Cenário internacional

Geralmente, a percepção, a partir da experiência de países como os Estados Unidos, é que as empresas seriam os principais beneficiados com o uso da arbitragem em temas de consumo. Isso acontece principalmente quando não há uma equalização de forças, com o consumidor entendido como parte mais vulnerável.

O instituto teve início nos Estados Unidos na década de 1980, mas houve um grande crescimento em 2003, como observa estudo da Organização para a Cooperação e Desenvolvimento Econômico (OCDE), conduzido por pesquisadores brasileiros, e que examina países que têm arbitragem coletiva. Até 2013, as arbitragens coletivas eram comuns nos Estados Unidos, mas o movimento sofreu um recuo nos últimos anos com restrições ao modelo pelas empresas. 

Inicialmente, elas haviam passado a incluir em contratos de consumo cláusulas definindo a ida à arbitragem como forma de fugir das chamadas class actions no Judiciário, que podem gerar impactos negativos no caso de condenação, mas sem a definição se a arbitragem seria individual ou coletiva. 

Diante da validação da arbitragem coletiva pela Suprema Corte, essas ações cresceram e, como resposta, os entes privados passaram a construir a cláusula compromissória restritiva – assim, deixam claro nos contratos que se o consumidor quiser abrir uma disputa deverá fazer isso individualmente. O modelo recebe críticas de tratamento desleal em relação aos compradores. 

Esse não é um risco elevado para o Brasil, que tem um sistema de ações coletivas diferente do americano. Enquanto nos Estados Unidos uma ação se torna coletiva a depender do volume de casos, aqui ela nasce coletiva se defendida por um ente que representa uma coletividade. 

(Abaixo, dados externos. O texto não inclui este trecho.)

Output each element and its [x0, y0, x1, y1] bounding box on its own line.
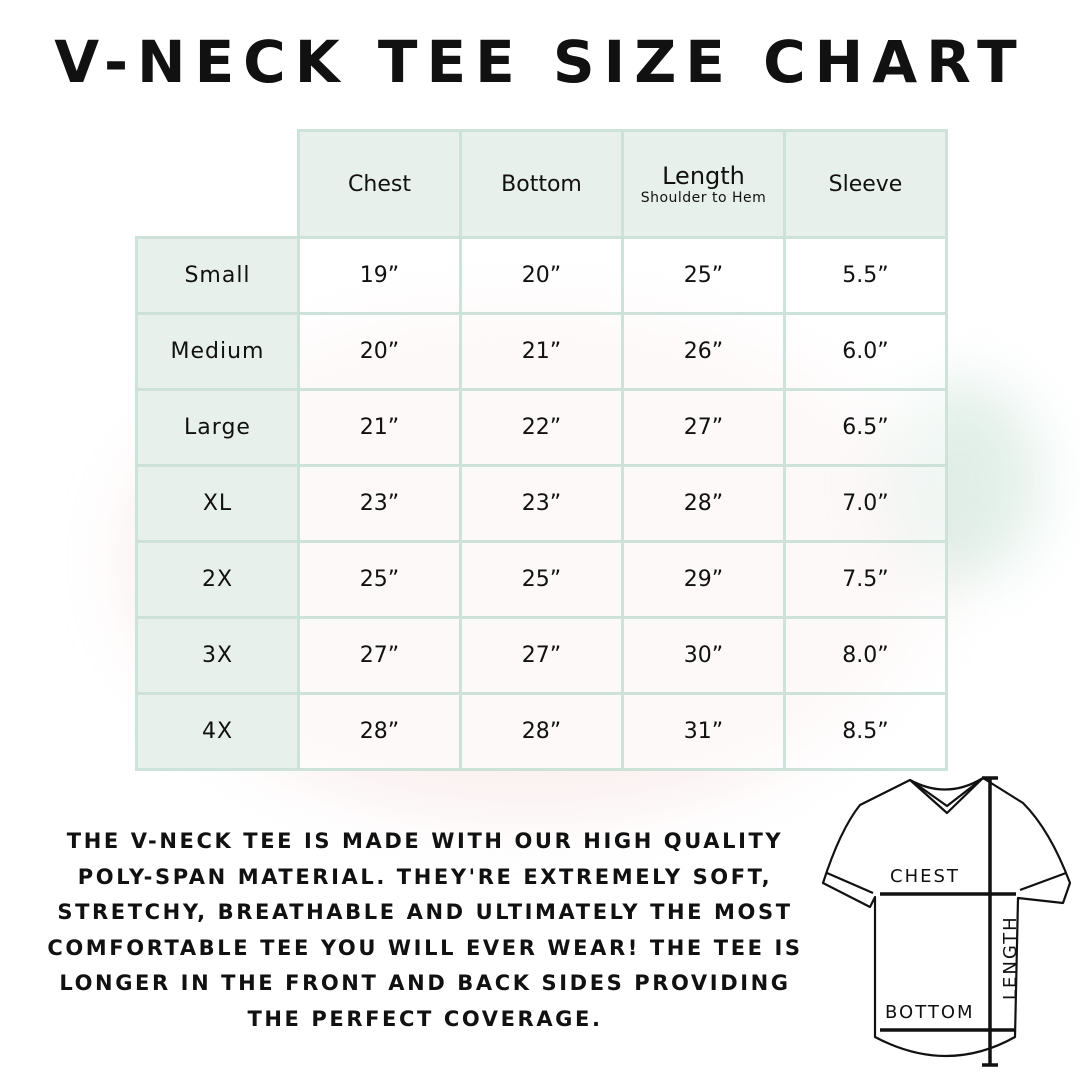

“No Brasil, não é nem possível fazer uma cláusula assim, porque isso fere o acesso à Justiça, que é direito constitucional. Não dá para impedir a pessoa de coletivizar uma demanda”, explica a Ana Luiza Nery. Além disso, já é pacificada a vulnerabilidade do consumidor em relação à empresa. 

Luciano Timm, sócio do CMT Advogado e professor da FGV, que foi secretário da Senacon entre 2018 e 2020, foi um dos responsáveis por incrementar o debate no país. Na Secretaria, encomendou um estudo ao Programa das Nações Unidas para o Desenvolvimento (PNUD, a agência de desenvolvimento da ONU) para avaliar o uso da arbitragem em questões de consumo e quais os melhores modelos. 

“É um tema muito interessante, mas também ainda muito sujeito a percepções ideológicas. Por isso, contratamos o estudo sobre o assunto, para ser um levantamento de direito comparado do uso da arbitragem no âmbito do direito do consumidor, que é uma recomendação da própria ONU”, afirma. Ele cita a Espanha, o Chile e a Argentina como países que aplicam o modelo. 

De acordo com ele, “o tema não pode ser tabu”, e, em Direito do Consumidor, o que se deve ter como base é o CDC, que determina que o consumidor não pode ser obrigado a resolver um problema extrajudicialmente, mas pode optar por essa via. “No Brasil, não temos ainda experiência nesse sentido, mas não significa que a gente não possa apostar nisso se houver algum tipo de apoio do Ministério da Justiça”, afirma. 

Para ele, métodos online poderiam contribuir para o processo de incorporação da arbitragem e outros mecanismos de resolução de conflitos nas disputas de consumo. Nessa linha, um caminho seria explorar possibilidades na plataforma Consumidor.gov, espaço de negociação que aproxima consumidores e fornecedores. 

Segundo Timm, nos casos em que não há solução acordada entre as partes, em vez de determinar que elas recorram ao Judiciário, a ideia era que houvesse a alternativa por mediação ou arbitragem, inclusive individuais.

“Nós estudamos mecanismos na própria plataforma e que pudessem ser formas de solução de disputas entre empresas e consumidores sem onerar os consumidores”, lembra.